BROOKSVILLE — A stroll through the home and horticulture entries at this year's Hernando County Fair proves there is a plethora of nimble fingers and green thumbs among the local populace.
Handcrafted baskets and needlework, drawings and paintings, tenderly grown specialty plants and artfully composed gardens in pots attest to a number of leisure activities for youth and senior citizens.
Consider 9-year-old Kristina Nelson of Spring Hill, who earned the youth Best in Show in basketry, her first fair endeavor. She learned the craft in the MicroSociety program at Chocachatti Elementary School, under the tutelage of classroom teacher Marsha Eicholtz, visiting specialist Jill Stenholm and Frances Doulk of the Hernando Weavers Association.
Kristina's winner is a "pocket basket," resembling a medium-size handbag, woven of thin, inch-wide natural wooden strips.
"I was just looking through patterns, and I thought that looked really nice," she said.
Baskets outnumbered other category entries in the home arts and crafts show.
In contrast to Kristina, Ronald Parks of the Weeki Wachee Senior Citizens Club, who won the Best in Show adult entry, is 63. His pine needle round-based table basket features inlays of thread-thin black wire wheels and stone or shell slices — he's not sure which — he purchased at a rock and gem show.
"If you see something you like, you just buy them," Parks said, not knowing at the time how he would include them in a basket.

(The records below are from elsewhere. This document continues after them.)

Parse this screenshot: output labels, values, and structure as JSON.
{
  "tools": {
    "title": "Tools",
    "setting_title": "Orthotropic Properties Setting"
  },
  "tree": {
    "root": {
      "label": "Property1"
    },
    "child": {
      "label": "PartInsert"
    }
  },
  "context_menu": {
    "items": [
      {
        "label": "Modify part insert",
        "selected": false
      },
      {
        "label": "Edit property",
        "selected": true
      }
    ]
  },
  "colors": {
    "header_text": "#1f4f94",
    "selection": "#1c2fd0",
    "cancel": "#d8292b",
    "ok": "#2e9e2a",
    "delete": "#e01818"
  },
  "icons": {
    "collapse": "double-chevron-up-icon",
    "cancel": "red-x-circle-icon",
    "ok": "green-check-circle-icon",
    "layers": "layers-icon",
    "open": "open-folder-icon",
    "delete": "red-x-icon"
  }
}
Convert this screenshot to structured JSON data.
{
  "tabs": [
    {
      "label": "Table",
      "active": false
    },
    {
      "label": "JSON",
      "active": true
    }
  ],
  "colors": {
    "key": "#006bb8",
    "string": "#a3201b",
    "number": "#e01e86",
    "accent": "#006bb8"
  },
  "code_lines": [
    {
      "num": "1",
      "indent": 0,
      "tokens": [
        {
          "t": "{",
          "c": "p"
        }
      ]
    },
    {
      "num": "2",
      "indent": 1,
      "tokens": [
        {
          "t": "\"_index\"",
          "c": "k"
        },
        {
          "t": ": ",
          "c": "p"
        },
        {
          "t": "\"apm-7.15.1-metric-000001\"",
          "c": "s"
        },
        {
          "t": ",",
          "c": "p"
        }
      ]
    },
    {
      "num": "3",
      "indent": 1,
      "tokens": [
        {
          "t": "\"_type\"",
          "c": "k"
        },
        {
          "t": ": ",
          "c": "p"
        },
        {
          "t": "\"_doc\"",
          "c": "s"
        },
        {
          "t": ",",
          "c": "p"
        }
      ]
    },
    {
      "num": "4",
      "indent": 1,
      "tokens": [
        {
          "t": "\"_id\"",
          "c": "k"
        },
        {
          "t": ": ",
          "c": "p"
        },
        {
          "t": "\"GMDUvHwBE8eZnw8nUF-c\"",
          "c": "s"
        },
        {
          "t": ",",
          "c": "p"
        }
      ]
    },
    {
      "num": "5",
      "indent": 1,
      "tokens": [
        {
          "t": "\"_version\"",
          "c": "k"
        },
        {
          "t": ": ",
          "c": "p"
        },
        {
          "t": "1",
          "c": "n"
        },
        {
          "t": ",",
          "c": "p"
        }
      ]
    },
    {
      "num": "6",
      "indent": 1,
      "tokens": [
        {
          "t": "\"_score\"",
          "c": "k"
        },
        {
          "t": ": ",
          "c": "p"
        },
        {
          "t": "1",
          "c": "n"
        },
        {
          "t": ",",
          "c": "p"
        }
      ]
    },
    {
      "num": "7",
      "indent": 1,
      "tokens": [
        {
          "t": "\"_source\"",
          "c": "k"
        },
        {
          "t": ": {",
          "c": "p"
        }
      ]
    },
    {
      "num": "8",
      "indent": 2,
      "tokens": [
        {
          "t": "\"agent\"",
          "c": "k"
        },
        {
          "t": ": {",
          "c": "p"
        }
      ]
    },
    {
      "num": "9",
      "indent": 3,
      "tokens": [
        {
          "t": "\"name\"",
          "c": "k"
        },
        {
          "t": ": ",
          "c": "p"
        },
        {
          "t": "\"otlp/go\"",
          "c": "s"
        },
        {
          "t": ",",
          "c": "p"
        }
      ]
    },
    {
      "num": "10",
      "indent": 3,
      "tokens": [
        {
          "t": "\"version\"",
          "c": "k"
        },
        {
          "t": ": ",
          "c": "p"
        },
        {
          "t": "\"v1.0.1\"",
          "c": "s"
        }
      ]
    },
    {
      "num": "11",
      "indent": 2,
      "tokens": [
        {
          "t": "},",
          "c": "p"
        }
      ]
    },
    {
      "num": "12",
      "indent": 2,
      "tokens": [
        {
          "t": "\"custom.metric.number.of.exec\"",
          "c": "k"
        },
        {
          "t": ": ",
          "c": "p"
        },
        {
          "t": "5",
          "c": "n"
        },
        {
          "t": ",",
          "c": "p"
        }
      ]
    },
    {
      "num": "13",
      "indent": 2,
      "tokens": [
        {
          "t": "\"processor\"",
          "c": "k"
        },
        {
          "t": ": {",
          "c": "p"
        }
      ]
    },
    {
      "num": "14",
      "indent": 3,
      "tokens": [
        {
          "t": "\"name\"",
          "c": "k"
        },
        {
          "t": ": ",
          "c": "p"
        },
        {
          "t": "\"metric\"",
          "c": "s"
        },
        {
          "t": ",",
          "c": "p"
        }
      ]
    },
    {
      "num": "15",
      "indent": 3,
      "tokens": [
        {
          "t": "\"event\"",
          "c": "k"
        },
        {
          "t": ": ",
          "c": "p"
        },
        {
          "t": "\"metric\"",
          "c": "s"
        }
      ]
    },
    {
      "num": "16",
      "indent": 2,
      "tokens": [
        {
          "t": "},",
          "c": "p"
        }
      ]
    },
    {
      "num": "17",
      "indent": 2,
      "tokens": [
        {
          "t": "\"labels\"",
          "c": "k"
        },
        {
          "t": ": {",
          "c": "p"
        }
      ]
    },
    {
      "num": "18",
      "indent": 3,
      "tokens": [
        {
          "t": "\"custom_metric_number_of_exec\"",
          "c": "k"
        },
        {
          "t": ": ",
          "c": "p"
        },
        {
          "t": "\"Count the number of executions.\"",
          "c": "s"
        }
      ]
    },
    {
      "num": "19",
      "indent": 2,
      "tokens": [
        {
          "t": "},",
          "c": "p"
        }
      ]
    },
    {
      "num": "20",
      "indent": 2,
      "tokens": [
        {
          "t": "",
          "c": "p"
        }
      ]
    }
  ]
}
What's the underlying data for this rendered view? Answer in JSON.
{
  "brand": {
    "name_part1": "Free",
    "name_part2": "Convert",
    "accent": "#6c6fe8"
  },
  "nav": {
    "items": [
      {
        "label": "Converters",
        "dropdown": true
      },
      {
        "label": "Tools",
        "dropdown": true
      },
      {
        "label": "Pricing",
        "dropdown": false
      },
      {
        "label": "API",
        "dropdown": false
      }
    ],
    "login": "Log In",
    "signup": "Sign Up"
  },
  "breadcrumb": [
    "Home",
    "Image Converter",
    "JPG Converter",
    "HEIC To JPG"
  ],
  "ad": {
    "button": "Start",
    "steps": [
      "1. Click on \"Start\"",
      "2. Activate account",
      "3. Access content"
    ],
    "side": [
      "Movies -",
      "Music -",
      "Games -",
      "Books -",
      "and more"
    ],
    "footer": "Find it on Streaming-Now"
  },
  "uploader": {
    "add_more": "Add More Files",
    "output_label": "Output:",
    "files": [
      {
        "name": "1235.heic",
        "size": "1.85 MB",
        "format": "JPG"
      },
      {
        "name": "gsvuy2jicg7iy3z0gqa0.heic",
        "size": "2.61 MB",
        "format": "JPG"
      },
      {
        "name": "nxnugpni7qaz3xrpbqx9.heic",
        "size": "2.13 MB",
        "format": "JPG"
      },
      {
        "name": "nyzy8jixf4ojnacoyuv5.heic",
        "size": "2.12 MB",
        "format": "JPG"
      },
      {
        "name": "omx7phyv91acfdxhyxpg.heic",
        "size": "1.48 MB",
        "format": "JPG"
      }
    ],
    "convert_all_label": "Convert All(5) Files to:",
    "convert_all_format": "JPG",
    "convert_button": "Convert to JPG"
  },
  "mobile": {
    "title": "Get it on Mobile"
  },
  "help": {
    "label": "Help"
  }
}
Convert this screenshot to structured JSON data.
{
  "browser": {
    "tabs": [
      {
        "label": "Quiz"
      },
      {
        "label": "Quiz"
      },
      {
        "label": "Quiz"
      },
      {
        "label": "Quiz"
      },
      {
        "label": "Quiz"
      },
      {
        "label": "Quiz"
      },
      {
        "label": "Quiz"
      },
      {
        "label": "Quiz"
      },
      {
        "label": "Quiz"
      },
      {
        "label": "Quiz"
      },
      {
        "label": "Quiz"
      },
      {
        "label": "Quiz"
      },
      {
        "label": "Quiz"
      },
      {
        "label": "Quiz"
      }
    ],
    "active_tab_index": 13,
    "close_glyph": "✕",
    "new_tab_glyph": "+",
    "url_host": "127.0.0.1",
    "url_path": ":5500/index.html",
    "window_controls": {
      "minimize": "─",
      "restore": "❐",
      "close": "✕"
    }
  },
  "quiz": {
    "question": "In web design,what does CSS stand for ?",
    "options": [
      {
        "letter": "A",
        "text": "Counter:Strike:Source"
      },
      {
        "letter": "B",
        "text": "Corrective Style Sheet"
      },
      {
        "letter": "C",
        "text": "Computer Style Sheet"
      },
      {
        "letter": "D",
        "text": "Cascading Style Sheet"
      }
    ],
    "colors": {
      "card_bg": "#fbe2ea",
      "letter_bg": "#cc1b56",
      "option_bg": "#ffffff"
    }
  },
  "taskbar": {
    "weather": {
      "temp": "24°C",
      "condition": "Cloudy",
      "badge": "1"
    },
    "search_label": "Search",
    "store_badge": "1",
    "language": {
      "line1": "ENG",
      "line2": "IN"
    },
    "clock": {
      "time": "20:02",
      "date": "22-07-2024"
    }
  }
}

While basket entries outnumbered quilts this year, Mary B. Davis, an exhibit hall information volunteer, said quilts are still a popular category at the fair.
Davis counted more than a dozen quilts, seven of them that she rounded up for entry from members of the Weeki Wachee Senior Citizens Club, where she quilts every Wednesday.
Many of the mostly elderly quilters aren't keen to make the trip to deliver their quilts for competition, so Davis, 71, does the chore for them. And one of them, a lavishly embroidered wall-hanging quilt by Kathleen Beachman, 70, earned Best in Show.
On hearing of the prize, Beachman said, "I'm breathless."
She said she learned to embroider as a child; then her mother-in-law taught her quilting. Beachman's quilt, titled "Mother's Love," is stitched around doilies imprinted with sayings about mothers and decorated with embroidered flowers.
Elsewhere, the Best in Show horticultural prize for adults was accorded to a rabbit foot fern, a broad and deeply hanging heroic plant that would defy the bounds of a bushel basket, 20 years in the growing.
Entrant Sharon Hughes of Brooksville said she almost lost it last winter, adding, "I have a good husband who puts (her perennial plants) in the workshop for me."
The fern was saved from the cold, but suffered from the lack of sunlight inside, Hughes said. She nursed it back to vibrant health, however, and the fair judges took note that considerable attention and tenderness had helped it grow to competition readiness.
In youth horticultural entries, 14-year-old Dana Klimas of Brooksville earned Best in Show with his cactus dish garden containing six varieties of cacti and succulents. He also earned prizes for his home-raised rabbits and showed goats for a fellow 4-H member who needed assistance.
Horticultural entries are on display in the commercial exhibit building, home arts and crafts in the auditorium building, through the end of the fair on Saturday.